Harte Nervenprobe für die Kandidaten

Chicago · Auf den Tag genau 56 Jahre vor dem Duell Clintons gegen Trump stellten sich Richard Nixon und John F. Kennedy in ein karges Studio in Chicago , vor eine graue Wand - ohne dass wie heute hunderte Zuschauer vor ihnen saßen. Das Medium Fernsehen war jung, und Nixon, damals Vizepräsident, sollte sträflich unterschätzen, dass auf einer Fernsehbühne andere Gesetze gelten als bei einer Radioübertragung. Wegen eines geschwollenen Knies hatte er zwei Wochen in einem Krankenhaus gelegen, weshalb er danach von Termin zu Termin hetzte, um Zeit aufzuholen. Was dazu führte, dass er erschöpft zur Debatte erschien. Er trug einen grauen Anzug, der sich kaum abhob vom Studiohintergrund. Obendrein hatte er sich ein Puder ins Gesicht schmieren lassen, um Bartstoppeln und Blässe zu überdecken. Als er in der Hitze der Scheinwerfer zu schwitzen begann, wirkte es, als wäre er einbalsamiert.

Nixon, schrieb der Journalist David Halberstam, habe den Eindruck eines Mannes gemacht, der an einem Begräbnis teilnehmen müsse, "womöglich an seinem eigenen". Kennedy dagegen, ausgeruht und ausdauernd lächelnd, ließ an einen Athleten denken, "der gekommen war, um sich einen Lorbeerkranz abzuholen". Obwohl er in Wahrheit an einem chronischen Rückenleiden litt und von beiden das größere gesundheitliche Handicap hatte. Leute, die den Wortstreit am Radio verfolgten, sahen mehrheitlich Nixon als Sieger. Für die Mehrheit der Fernsehzuschauer dagegen war Kennedy der Gewinner.
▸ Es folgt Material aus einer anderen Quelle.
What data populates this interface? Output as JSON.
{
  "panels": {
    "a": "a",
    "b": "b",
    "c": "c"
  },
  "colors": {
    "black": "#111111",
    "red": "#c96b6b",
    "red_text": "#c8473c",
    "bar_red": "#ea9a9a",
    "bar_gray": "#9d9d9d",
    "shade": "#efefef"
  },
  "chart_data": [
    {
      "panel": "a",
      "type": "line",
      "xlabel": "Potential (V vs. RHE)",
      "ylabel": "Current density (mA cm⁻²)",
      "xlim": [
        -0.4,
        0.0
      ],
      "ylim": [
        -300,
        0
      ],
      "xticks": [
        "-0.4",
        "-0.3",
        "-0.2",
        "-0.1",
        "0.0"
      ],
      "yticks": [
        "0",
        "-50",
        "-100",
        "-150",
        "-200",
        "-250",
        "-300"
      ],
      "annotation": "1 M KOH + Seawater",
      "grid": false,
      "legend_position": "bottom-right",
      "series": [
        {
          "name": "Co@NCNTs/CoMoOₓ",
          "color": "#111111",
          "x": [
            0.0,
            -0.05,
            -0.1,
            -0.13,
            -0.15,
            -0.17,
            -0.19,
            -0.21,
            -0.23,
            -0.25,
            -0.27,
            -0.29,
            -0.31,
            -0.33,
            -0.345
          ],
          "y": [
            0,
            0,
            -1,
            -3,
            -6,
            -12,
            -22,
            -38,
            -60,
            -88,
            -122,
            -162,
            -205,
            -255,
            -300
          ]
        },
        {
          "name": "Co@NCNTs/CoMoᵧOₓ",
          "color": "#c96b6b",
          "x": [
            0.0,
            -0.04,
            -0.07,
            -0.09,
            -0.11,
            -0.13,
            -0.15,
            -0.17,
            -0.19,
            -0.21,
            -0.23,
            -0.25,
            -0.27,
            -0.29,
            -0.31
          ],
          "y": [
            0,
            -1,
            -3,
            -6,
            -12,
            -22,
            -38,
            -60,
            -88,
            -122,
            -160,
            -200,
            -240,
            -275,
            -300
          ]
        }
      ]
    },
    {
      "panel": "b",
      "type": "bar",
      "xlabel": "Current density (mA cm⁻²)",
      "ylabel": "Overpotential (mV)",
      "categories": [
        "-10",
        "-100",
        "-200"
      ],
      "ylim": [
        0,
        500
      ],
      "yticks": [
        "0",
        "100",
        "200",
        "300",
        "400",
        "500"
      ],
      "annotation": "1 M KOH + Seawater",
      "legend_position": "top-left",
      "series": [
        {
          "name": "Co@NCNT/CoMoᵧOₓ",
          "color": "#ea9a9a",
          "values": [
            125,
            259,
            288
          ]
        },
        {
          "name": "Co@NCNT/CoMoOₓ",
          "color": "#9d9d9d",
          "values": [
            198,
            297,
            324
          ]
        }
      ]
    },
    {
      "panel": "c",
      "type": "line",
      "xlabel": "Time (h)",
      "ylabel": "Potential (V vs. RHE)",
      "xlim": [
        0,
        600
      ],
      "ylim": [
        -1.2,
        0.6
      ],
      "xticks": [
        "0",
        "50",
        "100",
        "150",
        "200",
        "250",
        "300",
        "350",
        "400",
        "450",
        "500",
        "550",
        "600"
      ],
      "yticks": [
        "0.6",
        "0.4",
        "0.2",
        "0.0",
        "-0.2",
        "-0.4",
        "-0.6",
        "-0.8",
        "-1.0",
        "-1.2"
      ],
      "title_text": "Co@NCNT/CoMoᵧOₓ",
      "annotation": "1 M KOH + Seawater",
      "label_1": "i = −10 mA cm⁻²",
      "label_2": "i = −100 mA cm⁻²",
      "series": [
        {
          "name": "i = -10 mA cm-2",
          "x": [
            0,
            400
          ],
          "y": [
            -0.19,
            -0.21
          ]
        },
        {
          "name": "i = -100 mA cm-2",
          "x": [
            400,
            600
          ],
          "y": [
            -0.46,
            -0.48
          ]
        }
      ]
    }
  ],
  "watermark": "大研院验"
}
Jedenfalls hat die Premiere des Jahres 1960 eine Tradition begründet, die in den USA als unverzichtbarer Härtetest gilt. Die Historikerin Doris Kearns Goodwin vergleicht es mit der Nervenprobe eines Meisterschaftsfinales: Auf beiden Kandidaten laste enormer Druck, "und worauf es ankommt, ist nicht so sehr, was sie sagen, sondern wie sie es sagen, wie sie mit dem Druck fertigwerden".

George Bush der Ältere wurde 1992 von der Kamera dabei ertappt, wie er einen verstohlenen Blick auf seine Armbanduhr warf, ein paar Minuten vor Schluss das Ende herbeisehnend. Er verlor die Wahl gegen Bill Clinton . Clintons Mitstreiter Al Gore verwies George W. Bush im Herbst 2000 zwar klar in die Schranken, inhaltlich beschlagener und reaktionsschneller. Allerdings beging er den Fehler, genervt zu seufzen, sobald der Gouverneur aus Texas etwas sagte, was er, Gore, für unsinnig hielt. Schließlich die Überraschung des Oktobers 2012, als sich der brillante Rhetoriker Barack Obama von seinen Beratern einreden ließ, er müsse präsidial über den Dingen stehen, statt sich auf einen verbalen Clinch mit seinem Gegenspieler Mitt Romney einzulassen. Prompt gewann der Konservative die erste von drei Debatten, bevor Obama glänzend reüssierte. "Was hier präsentiert wurde", klagte der Präsident später im kleinen Kreis, "war nicht die Kunst des Regierens, sondern einzig und allein die Kunst des Verkaufens".